Having industry fully fund reviews would only fuel the perception of conflicts of interest, she said. “It would certainly be a stronger lightening rod I think for public opinion if it was 100% funded by us. I don’t think we could do anything right at that point.”

 

But don’t look for the Trump Administration to drop the idea – and, for that matter, don’t assume that it won’t happen no matter who is running the negotiations for the next user fee reauthorization in 2022.

 

Office of Management & Budget Associate Director for Health Programs Joe Grogan made clear during his remarks at the Biopharma Congress that Trump isn’t likely to drop the idea, describing it as an example of the President’s willingness to take on “sacred cows.” (See sidebar.)

 

Grogan described the goal as driven by budgetary necessity. “We’re out of money.

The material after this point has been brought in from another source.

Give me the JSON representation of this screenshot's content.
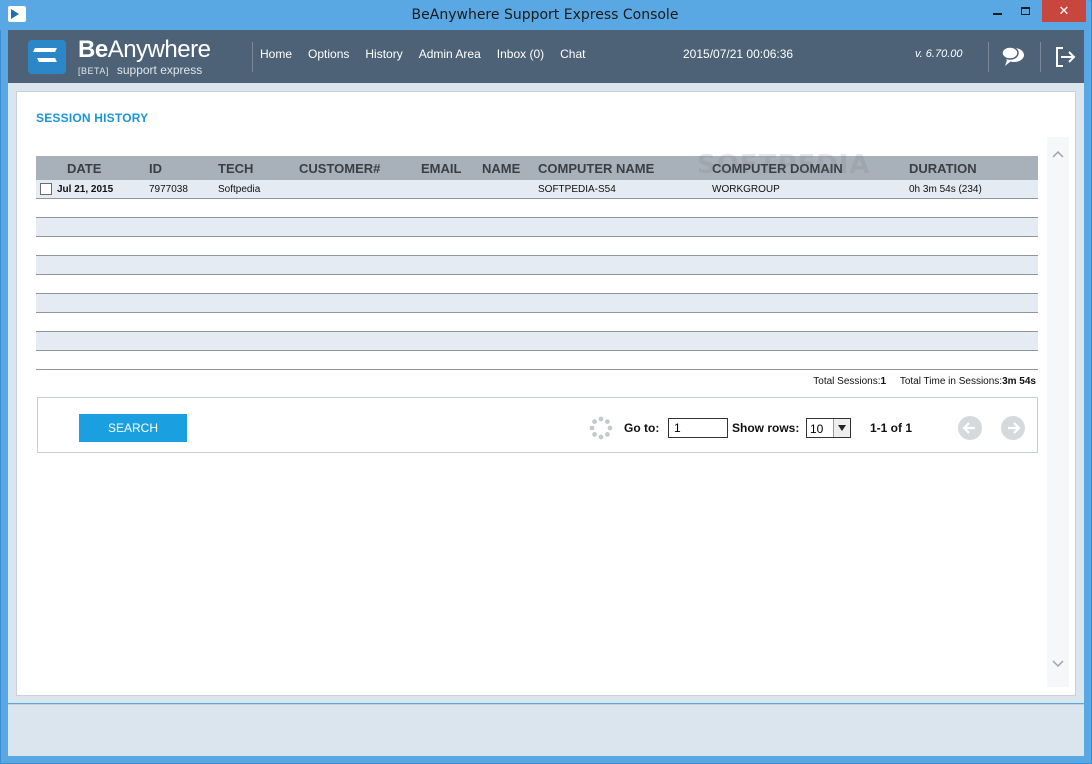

We’re spending a ton of money that we don’t have every year,” he said. “We have to look to places maybe that we don’t want to, to find money.” The President “wanted to spark a debate about should premarket review be funded by industry completely,” Grogan said. “It wasn’t all the safety functions and it wasn’t the entire agency. It was this particular function of it.

 

Moreover, Grogan argued, the trend in user fees makes it all but inevitable that industry will end up paying the full cost of reviews. “Look at the trend line. We’re at like 72% now,” he said. “I guarantee it goes up and four and a half years from now we’ll be above where we are now. I think it’s a debate we should have about the level of taxpayer support for the review process.”

 

Grogan made clear that the White House is happy with the user fee reauthorization as it stands. “Congress made a decision to pass a clean PDUFA. I think it’s a great PDUFA package, probably the best one I’ve ever seen, and industry and FDA should be congratulated on it.” That said, “I do think we need to talk about the level of industry support for FDA.”